After reviewing the Great Gray Owl shots Deb & I were able to capture in Ottawa a couple of weeks ago, I found a few more that were perhaps nice enough to post.
Although the Great Gray Owl is exceeded in weight by a number of other owls, its large head and long tail help it to be the largest and tallest Owl known in the world. Female adults are almost three feet in length with a wing span of five feet. The average female weighs three pounds although Great Grays have been found as heavy as four pounds.
With their wings outstretched you get a glimpse of just how large these owls are.
In order to become a better photographer, one has to become their own best, or worst, critic as well as being open to critique from others. It’s the only way we can learn to improve our skills, not only in terms of camera settings and technique but how to think about what a shot is going to look like even before you take it. Although taking pictures of wild birds and animals is difficult and quite spontaneous, you can always make sure you position yourself so the lighting is optimized and many of the elements in the frame (i.e., perch and back ground) are such that they enhance, as oppose to detract from, the resulting image. So lets critique the above image (feel free to leave a comment if you wish); for me technically the face is too soft (a nice way of saying out of focus) and compositionally the perch obstructs and casts a shadow on the owl and the back ground is too close to the bird causing the birds to be ‘lost’ in the back ground. Otherwise, I like the wing position and it’s always a treat to be so close to a Great Gray Owl.
Regarding technique, the soft face was simply because I missed focusing on the eye. The depth of field for this image was about 2m, unfortunately that 2m started just behind the owls face! In order to minimize the compositional challenges in this shot, I reduced the saturation of the back ground about thirty percent using Viveza 2, a NIK Software plug-in for Photoshop as well as using Color Efex Pro 4 to adjust the contrast and colour of the owl. Finally a vignette was added to darken the back ground (using a solid color layer in Photoshop). These were done to try to get some separation between the bird and its background. Another option would have been to blur the back ground, however I chose not to do so as it would have produced an un-natural ‘Photoshopped’ look. Sounds ironic, but virtually all digital images are processed (often heavily) yet the goal is to have a Photoshopped image that doesn’t look Photoshopped!
This next image is included simply for our discussion on critique and as an example of a common occurrence in wildlife photography……what could have been a ‘keeper’ but is ruined by an uncontrolled factor, in this case the owl flew into a deep shadow.
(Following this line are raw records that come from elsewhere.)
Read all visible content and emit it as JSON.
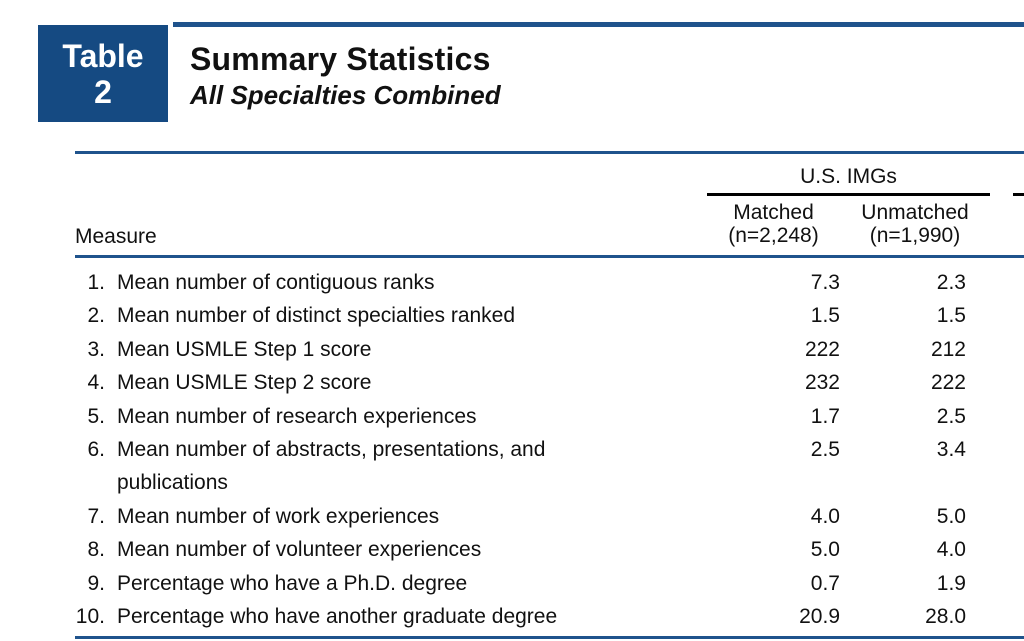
{
  "colors": {
    "navy": "#154A82",
    "rule_blue": "#1F538C",
    "spanner_black": "#000000"
  },
  "badge": {
    "word": "Table",
    "number": "2"
  },
  "header": {
    "title": "Summary Statistics",
    "subtitle": "All Specialties Combined"
  },
  "table": {
    "measure_header": "Measure",
    "group_header": "U.S. IMGs",
    "columns": [
      {
        "label": "Matched",
        "sub": "(n=2,248)"
      },
      {
        "label": "Unmatched",
        "sub": "(n=1,990)"
      }
    ],
    "rows": [
      {
        "num": "1.",
        "label": "Mean number of contiguous ranks",
        "matched": "7.3",
        "unmatched": "2.3"
      },
      {
        "num": "2.",
        "label": "Mean number of distinct specialties ranked",
        "matched": "1.5",
        "unmatched": "1.5"
      },
      {
        "num": "3.",
        "label": "Mean USMLE Step 1 score",
        "matched": "222",
        "unmatched": "212"
      },
      {
        "num": "4.",
        "label": "Mean USMLE Step 2 score",
        "matched": "232",
        "unmatched": "222"
      },
      {
        "num": "5.",
        "label": "Mean number of research experiences",
        "matched": "1.7",
        "unmatched": "2.5"
      },
      {
        "num": "6.",
        "label": "Mean number of abstracts, presentations, and publications",
        "matched": "2.5",
        "unmatched": "3.4"
      },
      {
        "num": "7.",
        "label": "Mean number of work experiences",
        "matched": "4.0",
        "unmatched": "5.0"
      },
      {
        "num": "8.",
        "label": "Mean number of volunteer experiences",
        "matched": "5.0",
        "unmatched": "4.0"
      },
      {
        "num": "9.",
        "label": "Percentage who have a Ph.D. degree",
        "matched": "0.7",
        "unmatched": "1.9"
      },
      {
        "num": "10.",
        "label": "Percentage who have another graduate degree",
        "matched": "20.9",
        "unmatched": "28.0"
      }
    ]
  }
}
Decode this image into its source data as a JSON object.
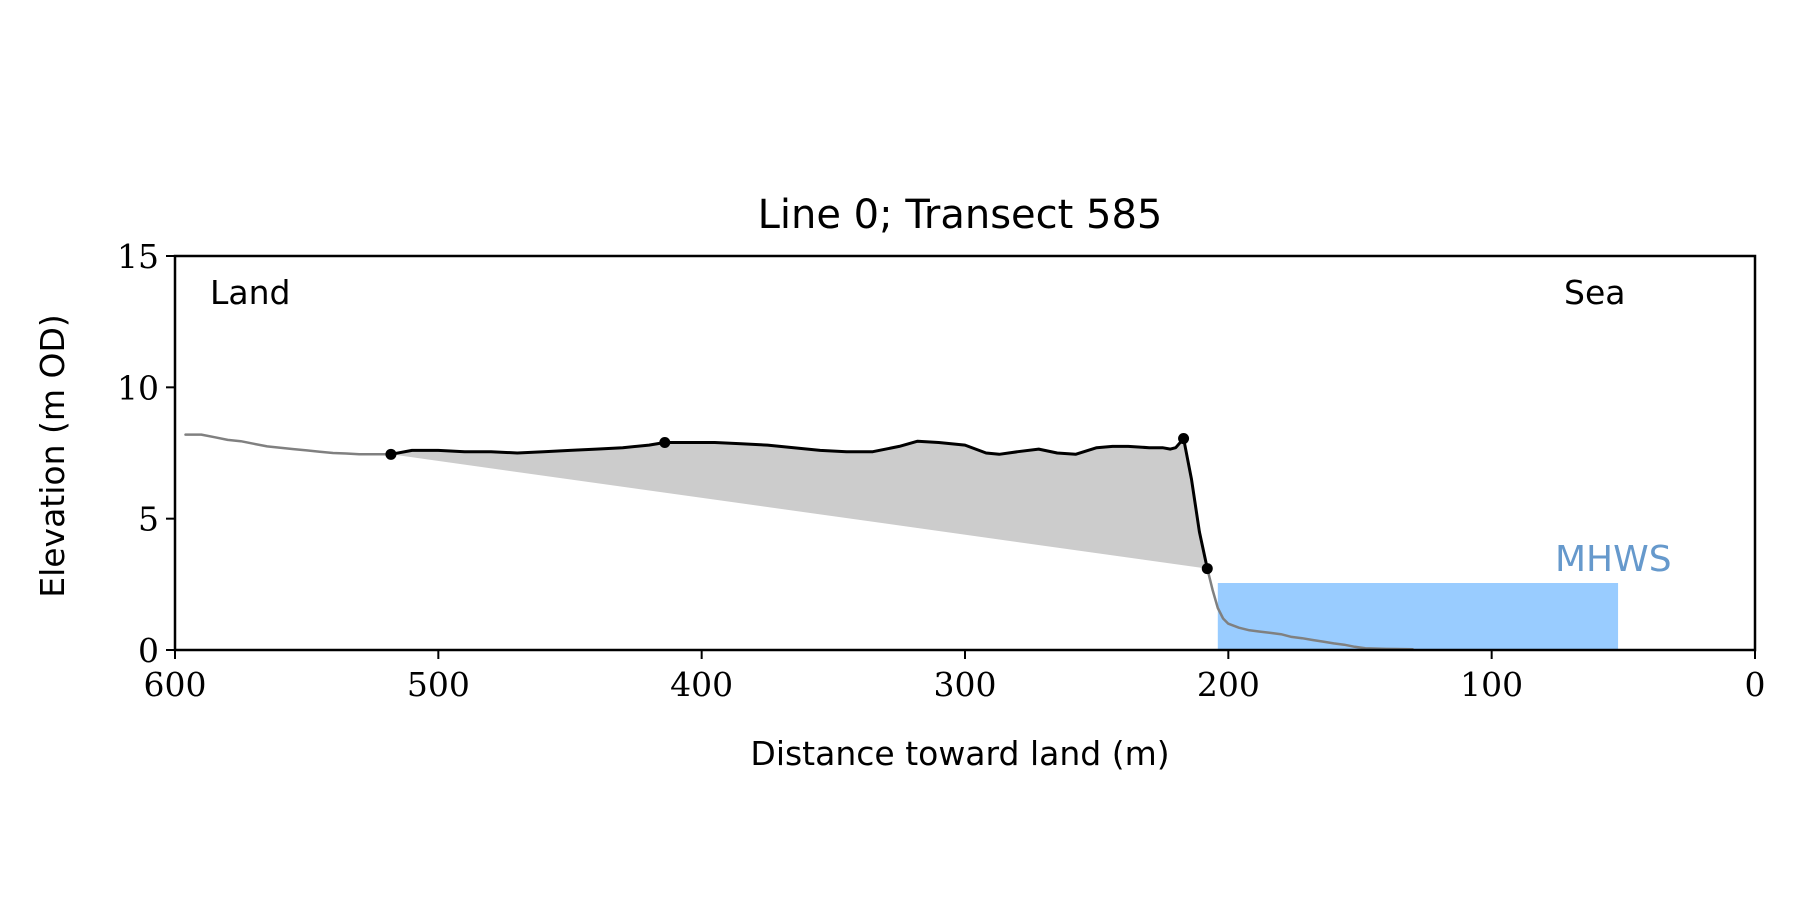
{
  "chart_data": {
    "type": "line",
    "title": "Line 0; Transect 585",
    "xlabel": "Distance toward land (m)",
    "ylabel": "Elevation (m OD)",
    "xlim": [
      600,
      0
    ],
    "ylim": [
      0,
      15
    ],
    "x_reversed": true,
    "xticks": [
      "600",
      "500",
      "400",
      "300",
      "200",
      "100",
      "0"
    ],
    "yticks": [
      "0",
      "5",
      "10",
      "15"
    ],
    "grid": false,
    "annotations": {
      "left": "Land",
      "right": "Sea",
      "mhws_label": "MHWS"
    },
    "mhws": {
      "elevation": 2.55,
      "x_start": 204,
      "x_end": 52
    },
    "series": [
      {
        "role": "full_profile",
        "color": "#808080",
        "x": [
          596,
          590,
          585,
          580,
          575,
          570,
          565,
          560,
          555,
          550,
          545,
          540,
          535,
          530,
          525,
          518
        ],
        "y": [
          8.2,
          8.2,
          8.1,
          8.0,
          7.95,
          7.85,
          7.75,
          7.7,
          7.65,
          7.6,
          7.55,
          7.5,
          7.48,
          7.45,
          7.45,
          7.45
        ]
      },
      {
        "role": "cliff_profile",
        "color": "#000000",
        "x": [
          518,
          510,
          500,
          490,
          480,
          470,
          460,
          450,
          440,
          430,
          420,
          414,
          405,
          395,
          385,
          375,
          365,
          355,
          345,
          335,
          325,
          318,
          310,
          300,
          292,
          287,
          280,
          272,
          265,
          258,
          250,
          244,
          238,
          230,
          225,
          222,
          220,
          217,
          214,
          211,
          208
        ],
        "y": [
          7.45,
          7.6,
          7.6,
          7.55,
          7.55,
          7.5,
          7.55,
          7.6,
          7.65,
          7.7,
          7.8,
          7.9,
          7.9,
          7.9,
          7.85,
          7.8,
          7.7,
          7.6,
          7.55,
          7.55,
          7.75,
          7.95,
          7.9,
          7.8,
          7.5,
          7.45,
          7.55,
          7.65,
          7.5,
          7.45,
          7.7,
          7.75,
          7.75,
          7.7,
          7.7,
          7.65,
          7.7,
          8.05,
          6.5,
          4.5,
          3.1
        ]
      },
      {
        "role": "beach_profile",
        "color": "#808080",
        "x": [
          208,
          206,
          204,
          202,
          200,
          196,
          192,
          188,
          184,
          180,
          176,
          172,
          168,
          164,
          160,
          156,
          152,
          148,
          140,
          130
        ],
        "y": [
          3.1,
          2.3,
          1.6,
          1.2,
          1.0,
          0.85,
          0.75,
          0.7,
          0.65,
          0.6,
          0.5,
          0.45,
          0.38,
          0.32,
          0.25,
          0.2,
          0.12,
          0.07,
          0.04,
          0.03
        ]
      }
    ],
    "shaded_region": {
      "color": "#cccccc",
      "base_line": {
        "x": [
          518,
          208
        ],
        "y": [
          7.45,
          3.1
        ]
      }
    },
    "markers": {
      "color": "#000000",
      "points": [
        {
          "x": 518,
          "y": 7.45
        },
        {
          "x": 414,
          "y": 7.9
        },
        {
          "x": 217,
          "y": 8.05
        },
        {
          "x": 208,
          "y": 3.1
        }
      ]
    },
    "colors": {
      "mhws_fill": "#99ccff",
      "mhws_label": "#6699cc",
      "axis": "#000000"
    }
  }
}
A lot of time was spent in post processing trying to get some detail out of the shadows and add enough contrast, colour and saturation to make the image ‘acceptable’ however it still doesn’t quite work as a great image. In this image the canvas was increased significantly, the back ground cleaned up a dark gradient added to the top half of the frame. We need to learn that its important to take great measures to get the shot right in the camera because no amount of time and skill in post processing can turn an average image into a good one. Photoshop doesn’t rescue anything from the recycle bin, yet we often spend way too much valuable time trying!
This last shot is simply out of the camera with no processing other than cropping and an automated Photoshop action preparing it for posting on the web.
It’s a really busy back ground and won’t end up in a frame anywhere but it does capture the majestic wingspan of a Great Gray Owl and for some reason, purely subjective, I just like it….and that’s the beauty of photography….always strive to get better in every detail, whether it be technical or compositional, but in the end all that really matters is that you simply enjoy the picture!
The three images above were all taken with a Canon 1D Mk III and EF 70-200 f/2.8 L IS lens in -17°C temperatures!